Let's say speeding causes a harm of 500 dollars, and there's a 10% chance of getting caught. Then you would put the fine at 5000 dollars. However, it might be the case that a 500 dollar fine (with an expected payment of 50 dollars) is already enough to stop everyone from doing it, since nobody likes speeding so much that they would pay 50 dollars for it on average. In that case, setting a 5000 dollar fine would just be overkill, and it could hardly be called efficient.

Moreover, your answer assumes that utility can always be measured solely in terms of money. If we measure the utility of society in terms of the number of people speeding (lower is better), then no amount of money can compensate for an increase in the number of people speeding. Then the answer would be to set the fine such that the number of people who choose to speed is the lowest, and does not involve the "expected harm" to society at all.

Even if you do assume that there is a conversion factor between "number of speeders" and "money", then it might still be sufficient to set the fine at a much lower number than you would get using your formula. You cannot just take into account the utility of the society, you also have to take into account the preferences of individuals (which guide their actions).

This can also be used to justify individual fines: if a 100 dollar fine is enough to stop you from speeding, and a 200 dollar fine is necessary to stop someone else from doing it, then why should I set the fine for both at 200 dollars? How can this be called efficient? You could argue it's more fair, but that's more a question of what's moral and has little to do with simple calculations, which you seem to be advocating for.

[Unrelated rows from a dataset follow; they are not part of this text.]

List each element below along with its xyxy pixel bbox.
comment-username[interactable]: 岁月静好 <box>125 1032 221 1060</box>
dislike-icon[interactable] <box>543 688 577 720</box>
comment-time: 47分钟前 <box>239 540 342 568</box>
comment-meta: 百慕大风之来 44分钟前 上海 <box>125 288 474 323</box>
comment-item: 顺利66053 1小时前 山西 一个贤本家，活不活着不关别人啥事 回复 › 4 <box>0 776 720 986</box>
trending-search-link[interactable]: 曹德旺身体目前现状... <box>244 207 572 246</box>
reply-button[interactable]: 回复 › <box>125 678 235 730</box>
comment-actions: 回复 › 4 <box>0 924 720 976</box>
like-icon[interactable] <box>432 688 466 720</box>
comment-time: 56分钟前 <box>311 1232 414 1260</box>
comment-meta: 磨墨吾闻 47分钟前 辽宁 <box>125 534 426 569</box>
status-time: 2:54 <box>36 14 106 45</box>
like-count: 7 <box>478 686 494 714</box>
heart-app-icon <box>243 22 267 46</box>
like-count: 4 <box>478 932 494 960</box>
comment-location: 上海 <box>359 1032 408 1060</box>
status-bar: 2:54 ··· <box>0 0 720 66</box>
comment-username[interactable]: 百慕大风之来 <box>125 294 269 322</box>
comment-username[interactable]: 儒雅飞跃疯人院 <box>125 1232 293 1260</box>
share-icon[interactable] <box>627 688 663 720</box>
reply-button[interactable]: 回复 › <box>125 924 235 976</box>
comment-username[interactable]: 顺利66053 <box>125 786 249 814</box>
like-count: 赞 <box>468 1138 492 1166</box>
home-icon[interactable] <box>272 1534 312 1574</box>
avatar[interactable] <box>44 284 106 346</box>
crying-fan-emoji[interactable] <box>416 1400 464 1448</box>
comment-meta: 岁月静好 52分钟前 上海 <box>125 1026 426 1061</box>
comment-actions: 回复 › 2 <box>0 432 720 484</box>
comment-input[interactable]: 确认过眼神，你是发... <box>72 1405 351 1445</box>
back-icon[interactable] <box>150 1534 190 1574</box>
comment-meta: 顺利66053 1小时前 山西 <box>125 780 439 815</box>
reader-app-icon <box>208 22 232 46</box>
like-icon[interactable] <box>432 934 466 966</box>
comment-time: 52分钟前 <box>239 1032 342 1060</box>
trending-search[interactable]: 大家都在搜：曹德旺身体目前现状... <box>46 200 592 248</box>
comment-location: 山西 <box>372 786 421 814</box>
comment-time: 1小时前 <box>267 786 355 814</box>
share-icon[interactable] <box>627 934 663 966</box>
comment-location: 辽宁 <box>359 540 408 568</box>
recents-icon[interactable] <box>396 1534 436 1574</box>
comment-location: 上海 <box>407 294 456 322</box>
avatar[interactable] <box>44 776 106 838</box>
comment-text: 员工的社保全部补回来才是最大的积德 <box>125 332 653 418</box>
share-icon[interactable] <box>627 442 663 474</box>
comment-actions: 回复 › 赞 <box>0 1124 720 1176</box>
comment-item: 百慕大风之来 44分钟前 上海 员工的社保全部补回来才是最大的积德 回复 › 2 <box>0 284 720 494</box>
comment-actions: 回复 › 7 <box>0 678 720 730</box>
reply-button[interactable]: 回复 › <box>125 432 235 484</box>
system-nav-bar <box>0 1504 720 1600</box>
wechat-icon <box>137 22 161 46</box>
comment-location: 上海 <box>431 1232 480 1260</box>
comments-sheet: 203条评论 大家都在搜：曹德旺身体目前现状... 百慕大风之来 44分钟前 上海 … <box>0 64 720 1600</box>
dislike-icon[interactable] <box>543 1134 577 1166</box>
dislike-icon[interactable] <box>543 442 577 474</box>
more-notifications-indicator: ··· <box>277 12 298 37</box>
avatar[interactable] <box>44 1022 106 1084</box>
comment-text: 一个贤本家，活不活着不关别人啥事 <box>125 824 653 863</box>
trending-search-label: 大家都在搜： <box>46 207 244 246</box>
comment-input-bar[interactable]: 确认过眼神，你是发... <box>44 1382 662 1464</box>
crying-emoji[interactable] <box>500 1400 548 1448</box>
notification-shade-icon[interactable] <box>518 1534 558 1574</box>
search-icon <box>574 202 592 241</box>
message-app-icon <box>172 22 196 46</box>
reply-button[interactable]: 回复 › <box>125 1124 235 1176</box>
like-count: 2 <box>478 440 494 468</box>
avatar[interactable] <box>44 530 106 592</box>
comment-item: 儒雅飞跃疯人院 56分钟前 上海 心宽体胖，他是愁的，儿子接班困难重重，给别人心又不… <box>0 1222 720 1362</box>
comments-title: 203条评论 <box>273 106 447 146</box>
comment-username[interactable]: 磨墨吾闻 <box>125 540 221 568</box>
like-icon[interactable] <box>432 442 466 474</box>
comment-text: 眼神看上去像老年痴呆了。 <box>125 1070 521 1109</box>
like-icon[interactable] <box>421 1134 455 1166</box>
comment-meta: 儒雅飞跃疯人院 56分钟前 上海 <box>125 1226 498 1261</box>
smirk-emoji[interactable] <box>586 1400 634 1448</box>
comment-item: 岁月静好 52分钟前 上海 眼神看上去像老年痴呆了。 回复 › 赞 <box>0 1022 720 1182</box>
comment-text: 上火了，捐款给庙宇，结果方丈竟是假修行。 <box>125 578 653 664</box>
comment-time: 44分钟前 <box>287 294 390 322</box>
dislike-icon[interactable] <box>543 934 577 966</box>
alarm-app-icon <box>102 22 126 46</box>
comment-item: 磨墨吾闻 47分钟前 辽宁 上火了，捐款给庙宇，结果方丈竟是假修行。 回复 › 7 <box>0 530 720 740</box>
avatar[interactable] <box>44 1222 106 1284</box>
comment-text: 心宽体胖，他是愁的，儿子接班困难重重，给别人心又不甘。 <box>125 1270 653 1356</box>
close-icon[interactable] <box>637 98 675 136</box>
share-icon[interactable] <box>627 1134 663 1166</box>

Yes, if for whatever reason nobody values an activity over the fine my formula produces, then any amount in between will be equally efficient: in your example any fine above $500 is equally efficient. But note that nobody ever pays the fine! In the real world, someone ends up paying the fine, it is not the case that fines deter everyone. So your example isn't reality.

>Moreover, your answer assumes that utility can always be measured solely in terms of money. If we measure the utility of society in terms of the number of people speeding (lower is better), then no amount of money can compensate for an increase in the number of people speeding. Then the answer would be to set the fine such that the number of people who choose to speed is the lowest, and does not involve the "expected harm" to society at all.

Sure, if your goal is prevent speeding at any cost then you should set the fine to be infinite. Or rather, set it at max wealth (since above that can't be collected) and pour all your policing resources into detection. Obviously, this also doesn't reflect reality.

>This can also be used to justify individual fines: if a 100 dollar fine is enough to stop you from speeding, and a 200 dollar fine is necessary to stop someone else from doing it, then why should I set the fine for both at 200 dollars? How can this be called efficient?

Again, it depends on the goals. In my framework the goal is to prevent people from doing something that harms society if and only if the benefit they get from it is less than the societal harm. Setting the fine equal to the harm (modulo probability) does that. If you charge some people more than this number, then they'll be deterred away from the action even when it would be efficient to do it. Conversely if some people are charged less.